Jepang memilih bertahan dengan suku bunga rendah demi mendongkrak ekonominya. Ekonomi Matahari Terbit terkontraksi 0,1% pada kuartal I (qtq yang dianualisasikan).
Sementara itu, inflasi Jepang meningkat 2,5% (yoy) pada April 2022 yang menjadi catatan tertinggi sejak Oktober 2014.
Jepang bahkan tidak peduli jika keputusan mereka akan membuat yen rontok. Yen Jepang jatuh ke posisi terendah dalam 24 tahun pada Senin pekan lalu, salah satunya karena komitmen BOJ untuk mempertahankan suku bunga ultra rendahnya.
Keputusan BOJ sudah didukung oleh Perdana Menteri Fumio Kishida.
"Dengan situasi sekarang ini, status quo pada kebijakan moneter harus dipertahankan," tutur Kishida dalam acara debat dengan pimpinan partai, seperti dikutip dari Reuters, Selasa (21/6/2022).
Bank Sentral China (PBOC) mempertahankan suku bunga acuan pinjaman, di tengah agresifnya bank sentral di berbagai negara menaikkan suku bunga. Suku bunga pinjaman satu tahun dipertahankan di level 3,7%.
Bank Indonesia (BI) mempertahankan BI 7-Day Reverse Repo Rate (BI7DRR) sebesar 3,5% bulan ini. Rapat Dewan Gubernur (RDG) Bank Indonesia pada 22-23 Juni 2022 juga mempertahankan suku bunga Deposit Facility sebesar 2,75%, dan suku bunga Lending Facility sebesar 4,25%.

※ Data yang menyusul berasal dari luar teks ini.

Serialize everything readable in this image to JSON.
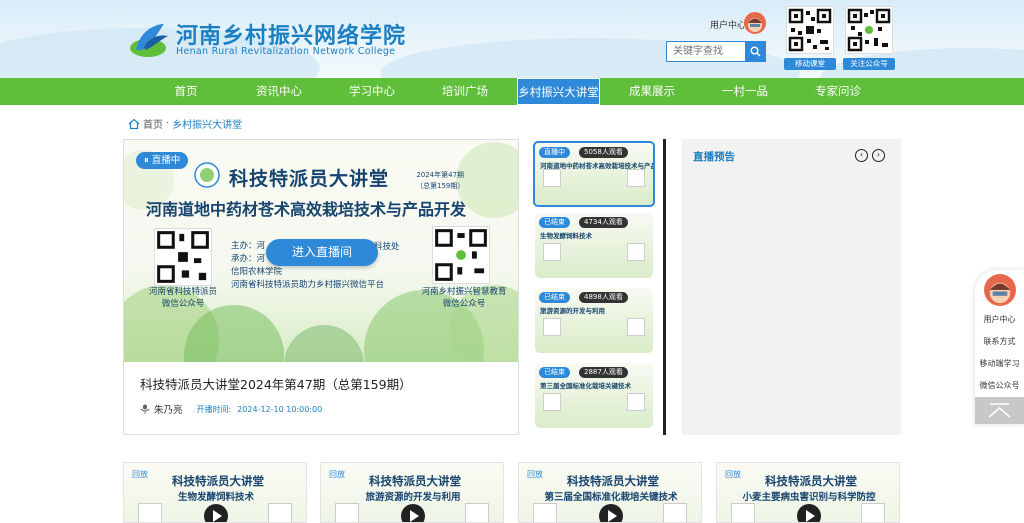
{
  "header": {
    "title": "河南乡村振兴网络学院",
    "subtitle": "Henan Rural Revitalization Network College",
    "user_center": "用户中心",
    "search_placeholder": "关键字查找",
    "qr_codes": [
      {
        "label": "移动课堂"
      },
      {
        "label": "关注公众号"
      }
    ]
  },
  "nav": {
    "items": [
      {
        "label": "首页"
      },
      {
        "label": "资讯中心"
      },
      {
        "label": "学习中心"
      },
      {
        "label": "培训广场"
      },
      {
        "label": "乡村振兴大讲堂",
        "active": true
      },
      {
        "label": "成果展示"
      },
      {
        "label": "一村一品"
      },
      {
        "label": "专家问诊"
      }
    ]
  },
  "breadcrumb": {
    "home": "首页",
    "separator": "·",
    "current": "乡村振兴大讲堂"
  },
  "main": {
    "status_badge": "直播中",
    "poster_title": "科技特派员大讲堂",
    "poster_issue_1": "2024年第47期",
    "poster_issue_2": "（总第159期）",
    "poster_subtitle": "河南道地中药材苍术高效栽培技术与产品开发",
    "poster_info_lines": [
      "主办：河",
      "承办：河",
      "信阳农林学院",
      "河南省科技特派员助力乡村振兴微信平台"
    ],
    "poster_info_suffix": "科技处",
    "qr_left_caption_1": "河南省科技特派员",
    "qr_left_caption_2": "微信公众号",
    "qr_right_caption_1": "河南乡村振兴智慧教育",
    "qr_right_caption_2": "微信公众号",
    "enter_button": "进入直播间",
    "title": "科技特派员大讲堂2024年第47期（总第159期）",
    "speaker": "朱乃亮",
    "time_label": "开播时间:",
    "time_value": "2024-12-10 10:00:00"
  },
  "side_list": [
    {
      "status": "直播中",
      "views": "5058人观看",
      "title": "河南道地中药材苍术高效栽培技术与产品开发",
      "active": true
    },
    {
      "status": "已结束",
      "views": "4734人观看",
      "title": "生物发酵饲料技术",
      "active": false
    },
    {
      "status": "已结束",
      "views": "4898人观看",
      "title": "旅游资源的开发与利用",
      "active": false
    },
    {
      "status": "已结束",
      "views": "2887人观看",
      "title": "第三届全国标准化栽培关键技术",
      "active": false
    }
  ],
  "preview": {
    "title": "直播预告"
  },
  "float_bar": {
    "items": [
      "用户中心",
      "联系方式",
      "移动端学习",
      "微信公众号"
    ]
  },
  "cards": [
    {
      "tag": "回放",
      "title": "科技特派员大讲堂",
      "subtitle": "生物发酵饲料技术"
    },
    {
      "tag": "回放",
      "title": "科技特派员大讲堂",
      "subtitle": "旅游资源的开发与利用"
    },
    {
      "tag": "回放",
      "title": "科技特派员大讲堂",
      "subtitle": "第三届全国标准化栽培关键技术"
    },
    {
      "tag": "回放",
      "title": "科技特派员大讲堂",
      "subtitle": "小麦主要病虫害识别与科学防控"
    }
  ],
  "colors": {
    "nav_green": "#5fbe3a",
    "accent_blue": "#2e8ad8",
    "title_blue": "#1b7fc4"
  }
}
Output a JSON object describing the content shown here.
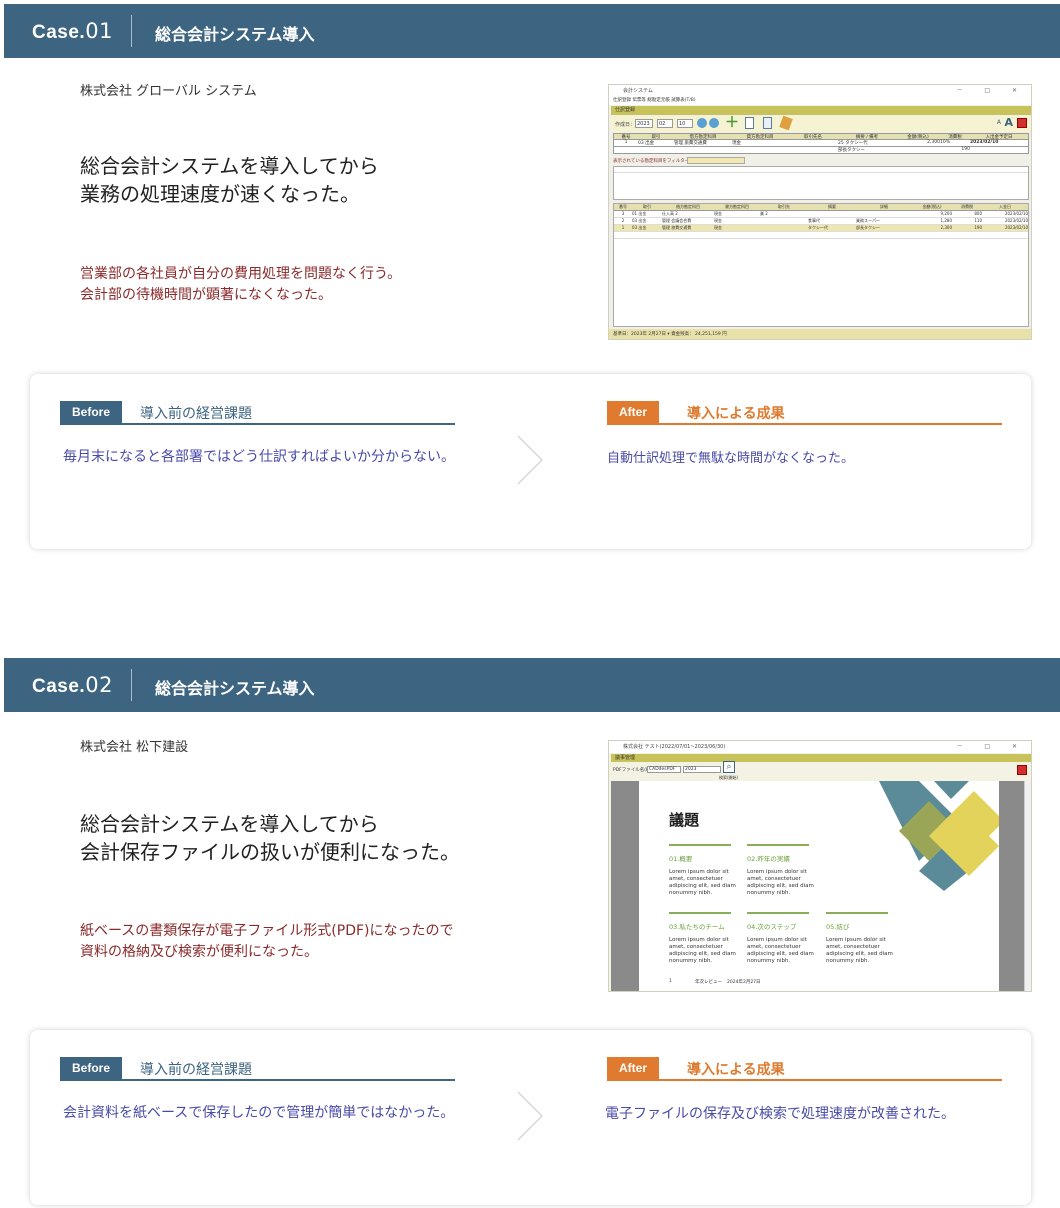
{
  "cases": [
    {
      "label": "Case.",
      "number": "01",
      "title": "総合会計システム導入",
      "company": "株式会社 グローバル システム",
      "headline_lines": [
        "総合会計システムを導入してから",
        "業務の処理速度が速くなった。"
      ],
      "desc_lines": [
        "営業部の各社員が自分の費用処理を問題なく行う。",
        "会計部の待機時間が顕著になくなった。"
      ],
      "before_tag": "Before",
      "before_title": "導入前の経営課題",
      "before_text": "毎月末になると各部署ではどう仕訳すればよいか分からない。",
      "after_tag": "After",
      "after_title": "導入による成果",
      "after_text": "自動仕訳処理で無駄な時間がなくなった。",
      "screenshot": {
        "window_title": "会計システム",
        "menu": "仕訳登録 伝票等 総勘定元帳 試算表(T/B)",
        "panel": "仕訳登録",
        "date_label": "作成日：",
        "date_year": "2023",
        "date_month": "02",
        "date_day": "10",
        "headers": [
          "番号",
          "取引",
          "借方勘定科目",
          "貸方勘定科目",
          "取引先名",
          "摘要 / 備考",
          "金額(税込)",
          "消費税",
          "入出金予定日"
        ],
        "entry": [
          "1",
          "03 出金",
          "管理 旅費交通費",
          "現金",
          "",
          "25 タクシー代",
          "2,300",
          "10%",
          "2023/02/10"
        ],
        "entry2": [
          "",
          "",
          "",
          "",
          "",
          "部長タクシー",
          "",
          "190",
          ""
        ],
        "filter_label": "表示されている勘定科目をフィルター",
        "list_headers": [
          "番号",
          "取引",
          "借方勘定科目",
          "貸方勘定科目",
          "取引先",
          "摘要",
          "詳細",
          "金額(税込)",
          "消費税",
          "入金日"
        ],
        "rows": [
          [
            "3",
            "01 出金",
            "仕入高 2",
            "現金",
            "業 2",
            "",
            "",
            "9,200",
            "800",
            "2023/02/10"
          ],
          [
            "2",
            "03 出金",
            "管理 会議会合費",
            "現金",
            "",
            "食事代",
            "業務スーパー",
            "1,280",
            "110",
            "2023/02/10"
          ],
          [
            "1",
            "03 出金",
            "管理 旅費交通費",
            "現金",
            "",
            "タクシー代",
            "部長タクシー",
            "2,300",
            "190",
            "2023/02/10"
          ]
        ],
        "status": "基準日：2023年 2月27日 ▾   資金残高：  24,251,159 円"
      }
    },
    {
      "label": "Case.",
      "number": "02",
      "title": "総合会計システム導入",
      "company": "株式会社 松下建設",
      "headline_lines": [
        "総合会計システムを導入してから",
        "会計保存ファイルの扱いが便利になった。"
      ],
      "desc_lines": [
        "紙ベースの書類保存が電子ファイル形式(PDF)になったので",
        "資料の格納及び検索が便利になった。"
      ],
      "before_tag": "Before",
      "before_title": "導入前の経営課題",
      "before_text": "会計資料を紙ベースで保存したので管理が簡単ではなかった。",
      "after_tag": "After",
      "after_title": "導入による成果",
      "after_text": "電子ファイルの保存及び検索で処理速度が改善された。",
      "screenshot": {
        "window_title": "株式会社 テスト(2022/07/01~2023/06/30)",
        "panel": "議事管理",
        "pdf_label": "PDFファイル名(R):",
        "pdf_value": "CADdesPDF",
        "pdf_year": "2023",
        "search_label": "検索(開始)",
        "doc_title": "議題",
        "sections": [
          {
            "title": "01.概要",
            "body": "Lorem ipsum dolor sit amet, consectetuer adipiscing elit, sed diam nonummy nibh."
          },
          {
            "title": "02.昨年の実績",
            "body": "Lorem ipsum dolor sit amet, consectetuer adipiscing elit, sed diam nonummy nibh."
          },
          {
            "title": "03.私たちのチーム",
            "body": "Lorem ipsum dolor sit amet, consectetuer adipiscing elit, sed diam nonummy nibh."
          },
          {
            "title": "04.次のステップ",
            "body": "Lorem ipsum dolor sit amet, consectetuer adipiscing elit, sed diam nonummy nibh."
          },
          {
            "title": "05.結び",
            "body": "Lorem ipsum dolor sit amet, consectetuer adipiscing elit, sed diam nonummy nibh."
          }
        ],
        "footer_page": "1",
        "footer_text": "年次レビュー",
        "footer_date": "2024年2月27日"
      }
    }
  ]
}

BI sudah mempertahankan suku bunga acuan di kisaran 3,5% sejak Februari 2021 atau sudah bertahan selama 16 bulan terakhir. Level 3,5% adalah suku bunga acuan terendah dalam sejarah Indonesia.
Gubernur BI Perry Warjiyo mengatakan keputusan BI menahan suku bunga acuan sejalan dengan perlunya pengendalian inflasi tanpa perlu meninggalkan momentum pertumbuhan ekonomi.
"BI terus mencermati risiko tekanan inflasi ke depan, termasuk ekspektasi inflasi dan dampaknya terhadap inflasi inti, dan akan menempuh langkah-langkah normalisasi kebijakan moneter lanjutan sesuai dengan data dan kondisi yang berkembang," tutur Perry.